Who Does and Does Not Qualify?
In order to qualify, an employee must have worked for at least a total of 14 weeks as a Hawaiian resident. This can be nonconsecutive, and it doesn’t require working for the same employer.
An eligible employee must work at least 20 hours a week, having earned no less than $400 over the course of the previous year.
People who do not qualify include:
- Individuals under 18 years of age who deliver newspapers
- Those whose earnings are commission-based (e.g. real estate agents and salespeople)
- Federal government employees
- Student nurses
What Do Employers Need To Do?
Employers must have this type of insurance through an authorized insurer.
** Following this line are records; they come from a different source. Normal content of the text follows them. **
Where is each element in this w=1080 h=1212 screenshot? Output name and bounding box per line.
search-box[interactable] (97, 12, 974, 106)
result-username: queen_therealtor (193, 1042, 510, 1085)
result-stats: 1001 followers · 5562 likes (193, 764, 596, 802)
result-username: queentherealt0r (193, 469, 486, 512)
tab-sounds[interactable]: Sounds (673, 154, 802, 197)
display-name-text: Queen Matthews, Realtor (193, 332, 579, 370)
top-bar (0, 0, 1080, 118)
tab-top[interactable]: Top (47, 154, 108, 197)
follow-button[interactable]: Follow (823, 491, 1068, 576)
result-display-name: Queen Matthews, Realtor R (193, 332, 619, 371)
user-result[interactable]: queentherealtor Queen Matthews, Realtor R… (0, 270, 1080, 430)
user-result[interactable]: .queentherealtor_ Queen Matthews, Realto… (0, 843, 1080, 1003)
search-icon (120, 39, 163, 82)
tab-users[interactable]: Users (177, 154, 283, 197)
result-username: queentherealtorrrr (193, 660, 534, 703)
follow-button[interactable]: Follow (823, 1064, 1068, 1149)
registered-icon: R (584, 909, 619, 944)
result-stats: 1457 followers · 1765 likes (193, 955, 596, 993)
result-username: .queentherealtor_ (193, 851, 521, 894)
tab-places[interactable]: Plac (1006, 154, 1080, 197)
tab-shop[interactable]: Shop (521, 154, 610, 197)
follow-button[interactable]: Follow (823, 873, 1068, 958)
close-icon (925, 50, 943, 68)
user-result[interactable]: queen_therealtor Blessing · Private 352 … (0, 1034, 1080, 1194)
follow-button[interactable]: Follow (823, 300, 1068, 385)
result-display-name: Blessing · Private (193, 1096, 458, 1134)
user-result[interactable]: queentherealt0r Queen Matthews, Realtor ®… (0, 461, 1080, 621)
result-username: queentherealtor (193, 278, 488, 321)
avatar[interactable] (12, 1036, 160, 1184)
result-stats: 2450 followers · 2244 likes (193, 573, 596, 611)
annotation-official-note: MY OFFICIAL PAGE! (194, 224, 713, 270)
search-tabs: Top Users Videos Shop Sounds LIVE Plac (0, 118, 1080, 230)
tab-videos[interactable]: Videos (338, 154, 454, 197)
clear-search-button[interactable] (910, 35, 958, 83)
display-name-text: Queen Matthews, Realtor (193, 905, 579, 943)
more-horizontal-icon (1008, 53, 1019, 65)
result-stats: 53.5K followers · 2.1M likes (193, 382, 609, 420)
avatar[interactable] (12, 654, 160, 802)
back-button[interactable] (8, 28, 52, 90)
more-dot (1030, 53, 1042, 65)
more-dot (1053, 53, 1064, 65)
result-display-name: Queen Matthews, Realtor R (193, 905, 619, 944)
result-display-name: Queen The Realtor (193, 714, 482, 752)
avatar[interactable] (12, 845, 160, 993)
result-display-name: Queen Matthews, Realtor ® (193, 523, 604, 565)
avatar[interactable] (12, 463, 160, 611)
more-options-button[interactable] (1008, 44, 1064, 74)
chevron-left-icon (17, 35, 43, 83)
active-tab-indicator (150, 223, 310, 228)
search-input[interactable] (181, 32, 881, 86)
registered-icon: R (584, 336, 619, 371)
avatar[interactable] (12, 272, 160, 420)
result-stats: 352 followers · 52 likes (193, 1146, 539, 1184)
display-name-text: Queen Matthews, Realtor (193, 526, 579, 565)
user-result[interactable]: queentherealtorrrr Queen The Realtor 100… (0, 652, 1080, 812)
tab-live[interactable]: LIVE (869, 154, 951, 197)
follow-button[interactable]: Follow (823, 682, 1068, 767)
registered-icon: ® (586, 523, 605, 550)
They also have the option to be self-insured, though this requires approval from the Division and demonstrate financial capability through audited financial statements.
Funding the insurance plan can happen in one of these ways:
- You (the employer) pays for all costs for maintaining the plan
- You share cost payments with TDI-eligible employees. Employees, however, cannot contribute more than 0.5% of their weekly incomes
Do keep in mind that if you (the employer) do not have a TDI policy in place for your employees, any employee who qualifies for TDI by law has the right to contact the Investigation Section or the Department of Labor and Industrial Relation District Office.
It is also not considered unlawful if you choose to terminate your employee while they are on TDI because of a nonwork-related circumstance. However, the employee has the right to contact the Civil Rights Commission to find out more information about what they can do specifically.